En effet, l’annonce de la création d’une force conjointe d’intervention en cas de crise et le rapprochement dans le domaine de la dissuasion nucléaire (en particulier la simulation) sont un signal fort, tout comme le partage à partir de 2020 de l’utilisation de leurs porte-avions (de quelle manière ?).
Cela signifie implicitement de la part de la France un rapprochement avec les puissances anglo-saxonnes sous couvert d’économies budgétaires. Et cela signifie aussi la fin de l’Europe de la défense pensée sous l’égide du couple franco-allemand.
Autant, il est bon pour la France de savoir parfois s’éloigner de l’Allemagne, autant il pourrait être risqué de trop se rapprocher de Londres et Washington : les Anglais ne sont pas indépendants du point de vue nucléaire. Ils disposent de sous-marins et de têtes nucléaires mais les missiles (« fournis » par les Américains) sont sous double clé : Londres a besoin de l’accord des Etats-Unis pour tirer.
La France doit donc être prudente en la matière et réaffirmer l’indépendance de sa force de frappe stratégique. Nous ne souhaitons pas passer sous le parapluie nucléaire américain ! Il faut le réaffirmer.
Une force d’intervention conjointe peut être une bonne chose à condition que les deux brigades mises en commun ne soient pas amenées à intervenir dans des conflits qui ne nous concernent pas : l’Afghanistan est un doigt dans l’engrenage dont il faut se méfier.
Quand à l’utilisation commune des porte-avions, elle semble peu pratique : qui décidera des lieux de patrouilles et des missions à mener en cas d’intervention ? Voila qui promet de fortes discussions (en anglais bien sûr).
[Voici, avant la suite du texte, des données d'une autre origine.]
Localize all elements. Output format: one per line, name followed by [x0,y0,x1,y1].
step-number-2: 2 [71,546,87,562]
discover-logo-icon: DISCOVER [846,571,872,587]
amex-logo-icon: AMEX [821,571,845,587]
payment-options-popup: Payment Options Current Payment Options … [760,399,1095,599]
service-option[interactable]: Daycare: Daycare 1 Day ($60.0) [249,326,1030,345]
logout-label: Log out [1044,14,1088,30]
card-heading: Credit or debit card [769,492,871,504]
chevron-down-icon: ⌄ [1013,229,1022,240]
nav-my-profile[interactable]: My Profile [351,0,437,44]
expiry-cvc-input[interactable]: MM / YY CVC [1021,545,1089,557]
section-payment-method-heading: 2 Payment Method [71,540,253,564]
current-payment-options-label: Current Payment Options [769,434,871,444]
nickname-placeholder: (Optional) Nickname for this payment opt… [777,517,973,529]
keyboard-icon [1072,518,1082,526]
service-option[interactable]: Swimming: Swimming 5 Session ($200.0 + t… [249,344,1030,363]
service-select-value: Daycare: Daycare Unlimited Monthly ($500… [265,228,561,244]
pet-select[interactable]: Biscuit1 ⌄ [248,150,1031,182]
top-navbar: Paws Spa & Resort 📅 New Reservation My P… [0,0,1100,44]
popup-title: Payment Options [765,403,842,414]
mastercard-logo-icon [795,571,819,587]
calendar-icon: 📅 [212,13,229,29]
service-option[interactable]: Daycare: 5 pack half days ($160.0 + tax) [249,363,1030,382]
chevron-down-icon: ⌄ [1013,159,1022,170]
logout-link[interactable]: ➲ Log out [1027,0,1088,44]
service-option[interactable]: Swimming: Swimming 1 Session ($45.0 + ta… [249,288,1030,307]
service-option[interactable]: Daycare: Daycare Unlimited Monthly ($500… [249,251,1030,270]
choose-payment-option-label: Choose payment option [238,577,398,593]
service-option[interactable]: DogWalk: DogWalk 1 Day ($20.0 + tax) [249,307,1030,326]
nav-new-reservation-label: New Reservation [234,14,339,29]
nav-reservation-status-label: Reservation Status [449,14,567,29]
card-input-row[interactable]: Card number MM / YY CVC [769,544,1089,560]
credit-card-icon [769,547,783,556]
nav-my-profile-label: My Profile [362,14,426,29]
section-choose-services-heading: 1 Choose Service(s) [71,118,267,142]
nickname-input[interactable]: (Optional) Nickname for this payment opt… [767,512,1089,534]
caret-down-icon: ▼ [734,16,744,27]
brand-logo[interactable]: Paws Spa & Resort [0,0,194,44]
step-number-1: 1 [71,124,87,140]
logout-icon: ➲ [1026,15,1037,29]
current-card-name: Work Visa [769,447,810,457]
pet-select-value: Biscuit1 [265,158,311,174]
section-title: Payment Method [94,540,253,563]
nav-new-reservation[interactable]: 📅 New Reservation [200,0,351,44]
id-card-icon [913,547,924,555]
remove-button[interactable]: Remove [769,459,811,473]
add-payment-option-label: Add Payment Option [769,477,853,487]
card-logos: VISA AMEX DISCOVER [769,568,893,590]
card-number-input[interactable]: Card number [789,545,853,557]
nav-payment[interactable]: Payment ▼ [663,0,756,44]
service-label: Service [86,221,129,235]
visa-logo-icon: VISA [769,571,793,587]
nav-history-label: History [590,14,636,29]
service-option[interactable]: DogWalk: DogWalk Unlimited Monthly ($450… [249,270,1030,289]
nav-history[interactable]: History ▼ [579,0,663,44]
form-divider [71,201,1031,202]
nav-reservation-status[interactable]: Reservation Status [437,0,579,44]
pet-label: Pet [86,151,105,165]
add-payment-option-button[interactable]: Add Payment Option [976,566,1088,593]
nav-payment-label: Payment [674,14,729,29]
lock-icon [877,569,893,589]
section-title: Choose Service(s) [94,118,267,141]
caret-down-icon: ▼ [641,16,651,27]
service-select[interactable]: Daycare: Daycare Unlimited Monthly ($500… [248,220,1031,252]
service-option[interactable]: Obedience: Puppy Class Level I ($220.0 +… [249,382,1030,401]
En résumé, si l’idée n’est pas forcément mauvaise, elle doit faire l’objet d’une application prudente. Elle est la preuve de la volonté très atlantiste de N. Sarkozy qui a souhaité pleinement réintégrer l’OTAN. Elle est aussi la preuve que l’Europe de la défense ne se fait pas : les pays européens ont des intérêts trop divergents pour cela et il est difficile de s’affranchir de l’OTAN.
Cela peut-il être aussi l’occasion de mener un rapprochement avec les britanniques et de les éloigner quelque peu de l’oncle Sam ? On peut en douter, même si travaillistes et conservateurs n’ont guère apprécié le comportement des américains à leur égard en Irak et en Afghanistan, ils n’en sont pas encore à couper le cordon ombilical.
Aussi, prudence face à un rapprochement à haut risque qui pourrait entraîner la France dans des interventions extérieures contraires à nos intérêts et mettre notre indépendance nucléaire en péril.